Protecting intellectual property in a field where thousands of patents have been issued worldwide already is a basic business objective. ASC is well covered with its 1987 patent on manufacturing technique -- which evolved into a series of patents issuing from the original application -- and a "fundamental composition of matter" patent based on the wire composite issued in 1993.
The main challenge for worldwide leadership comes from Sumitomo Electric Industries Ltd. in Japan. "What has clearly emerged over the last couple of years is that ASC and Sumitomo are far ahead of anyone else," says Yurek. "But nobody is really challenging patents at this time because we aren't truly in the commercial marketplace yet. Our strategy is to build up our patent portfolio and make sure we have a number of zingers in the pile. That means when we get into the commercial world, we can be one of the companies that can trade patents."
In fact the commercial marketplace is not that far off, and there are some real bonanzas awaiting. ASC is on target for introduction of its line of HTS-based CryoPower AC/DC power converters in 1997, in a market currently valued at $200 million. Supplying HTS wire to its partners for transformer launch in 1999 challenges a $3 billion market with technology that could cut the weight of these 300-ton behemoths in half, facilitating siting, transport, and manufacture. A 2,000-hp-motor launch via partner Reliance Electric -- in a market worth more than $1 billion based on today's technology -- is scheduled for century end, as is the underground-power-transmission cable launch with Pirelli. Currently the underground cable market is valued at $700 million, but 99% of existing cable is above ground.

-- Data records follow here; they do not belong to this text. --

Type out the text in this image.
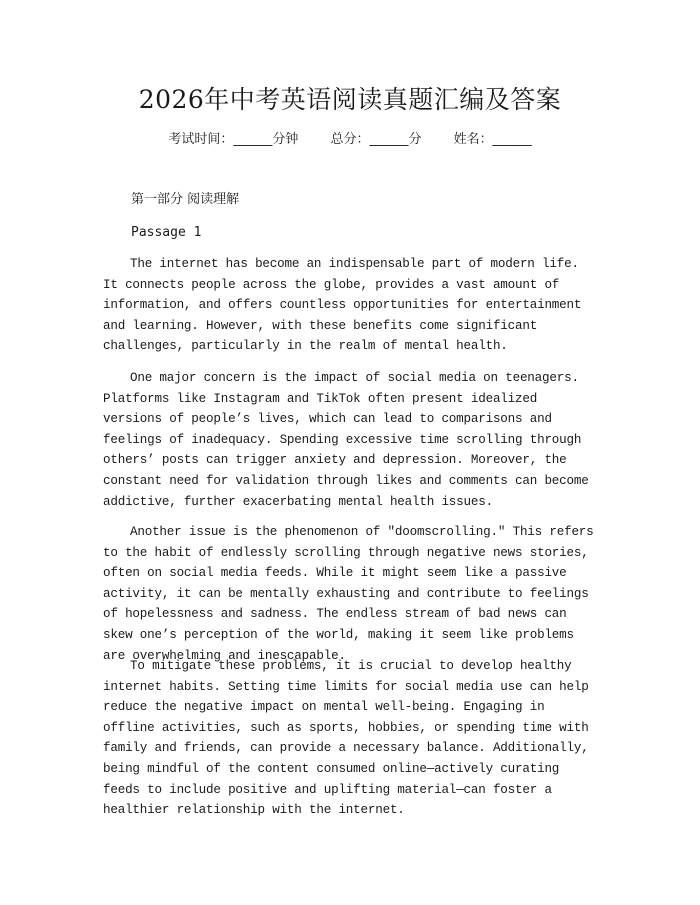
2026年中考英语阅读真题汇编及答案
考试时间：______分钟 总分：______分 姓名：______
第一部分 阅读理解
Passage 1

The internet has become an indispensable part of modern life. It connects people across the globe, provides a vast amount of information, and offers countless opportunities for entertainment and learning. However, with these benefits come significant challenges, particularly in the realm of mental health.

One major concern is the impact of social media on teenagers. Platforms like Instagram and TikTok often present idealized versions of people’s lives, which can lead to comparisons and feelings of inadequacy. Spending excessive time scrolling through others’ posts can trigger anxiety and depression. Moreover, the constant need for validation through likes and comments can become addictive, further exacerbating mental health issues.

Another issue is the phenomenon of "doomscrolling." This refers to the habit of endlessly scrolling through negative news stories, often on social media feeds. While it might seem like a passive activity, it can be mentally exhausting and contribute to feelings of hopelessness and sadness. The endless stream of bad news can skew one’s perception of the world, making it seem like problems are overwhelming and inescapable.

To mitigate these problems, it is crucial to develop healthy internet habits. Setting time limits for social media use can help reduce the negative impact on mental well-being. Engaging in offline activities, such as sports, hobbies, or spending time with family and friends, can provide a necessary balance. Additionally, being mindful of the content consumed online—actively curating feeds to include positive and uplifting material—can foster a healthier relationship with the internet.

"What an opportunity," says Yurek. "I predict a fully deregulated and very competitive electric-power industry, like the long-distance telephone market. As an individual, you'll be selecting your energy provider based on price, service, performance, and quality of electric power. I believe the market leaders will depend on high-temperature superconductors."
American Superconductor's CEO says, "I tell our people we are very lucky, because we have the opportunity to create products that really do have value for end-use customers and all mankind. That's another fundamental driver for us to succeed."